所以,如果總差異中隨機誤差發生的可能性小於某個臨界值,例如目前使用的0.05(也就是說,在t統計量的算法下隨機誤差占總差異不到5%),我們就可以說兩樣本均數之間的差異是顯著的;反之就不顯著。
So, we can say the difference is significant if the probability of random error is happening less than 0.05 threshold; otherwise it is not significant.
當然,這個0.05的臨界值是主觀確定的,但看起來我們也沒有其它辦法能確定一個“客觀的”臨界值。
Of course, the threshold 0.05 is arbitrarily made. But it looks like that we could have no other ways to do so.
然而,總差值中的係統誤差或隨機誤差的真實大小是未知的,我們也沒有辦法知道它們。上述的t統計量僅僅隻是提供了一個統計的途徑在概率尺度上估計它們。事實上,t統計量本身也是一個測量尺度。一旦把它概率化,我們就有了一個關於t分布的概率尺度。這就是為何我們能用一個t值得到一個概率值,即p值。
However, the true magnitude of either systematic error or random error in the total difference is unknown. We have no way to know them. The t statistic just provides a statistical way to estimate them in a probability scale. Actually the t statistic itself is also a measurement scale. Once it
is probabilized, we have the probability scale. That is why we can obtain a p-value through a t-value.
因此,我的觀點是,不是我們要如何癡迷兩分法。我們不得不采用兩分法是因為我們試圖檢驗的總差異隻有兩個來源。反之,如果我們不采用兩分法,我們將落入某種蒙昧的境地。
So, in my opinion, it is not that we are “dichotomania”. We have to take the dichotomy because the difference that we try to test has only two sources. In contrary, if we don’t take the dichotomy, we will fall into a situation with some ignorance.
在您的文章中,我看到您在多處說到“針對零效應或零係統誤差的無效假設”。我想說的是,“零係統誤差”應該被“總差異中的隨機誤差足夠大(即大到不可忽視)”所取代。對於統計的顯著性檢驗來說,這樣的陳述應該會更好,從而可以合理地解釋結果,並消除某些誤解。
I can see in your paper, you often say the null hypothesis for zero effect or zero systematic error.
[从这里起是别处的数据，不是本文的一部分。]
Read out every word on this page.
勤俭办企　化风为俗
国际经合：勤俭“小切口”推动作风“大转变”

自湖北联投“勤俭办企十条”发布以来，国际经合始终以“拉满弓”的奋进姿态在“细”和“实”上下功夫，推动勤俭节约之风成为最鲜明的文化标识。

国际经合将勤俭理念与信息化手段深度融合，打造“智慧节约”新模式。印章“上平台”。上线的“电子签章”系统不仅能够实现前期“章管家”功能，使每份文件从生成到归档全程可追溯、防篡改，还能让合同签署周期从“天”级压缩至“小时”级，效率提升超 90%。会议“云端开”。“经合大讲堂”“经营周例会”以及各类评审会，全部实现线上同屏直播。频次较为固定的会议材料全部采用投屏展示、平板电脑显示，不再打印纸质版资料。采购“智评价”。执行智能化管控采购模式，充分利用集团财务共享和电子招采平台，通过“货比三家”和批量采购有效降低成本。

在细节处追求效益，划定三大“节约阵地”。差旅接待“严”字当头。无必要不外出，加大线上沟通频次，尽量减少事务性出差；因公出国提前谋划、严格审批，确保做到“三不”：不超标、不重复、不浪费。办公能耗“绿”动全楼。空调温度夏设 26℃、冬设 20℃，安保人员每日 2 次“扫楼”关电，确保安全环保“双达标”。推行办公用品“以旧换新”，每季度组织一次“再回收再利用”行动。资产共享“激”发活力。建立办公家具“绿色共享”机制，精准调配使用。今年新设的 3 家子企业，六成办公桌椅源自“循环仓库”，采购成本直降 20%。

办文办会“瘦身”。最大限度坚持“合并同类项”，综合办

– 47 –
I would like to say that the “zero systematic error” should be replaced by “random error is large enough in the total difference”. This might be better for doing significance test and consequently to explain the results and eliminate some sorts of misunderstanding.
Best regards!
Yours sincerely,
Ligong Chen, MD/MPH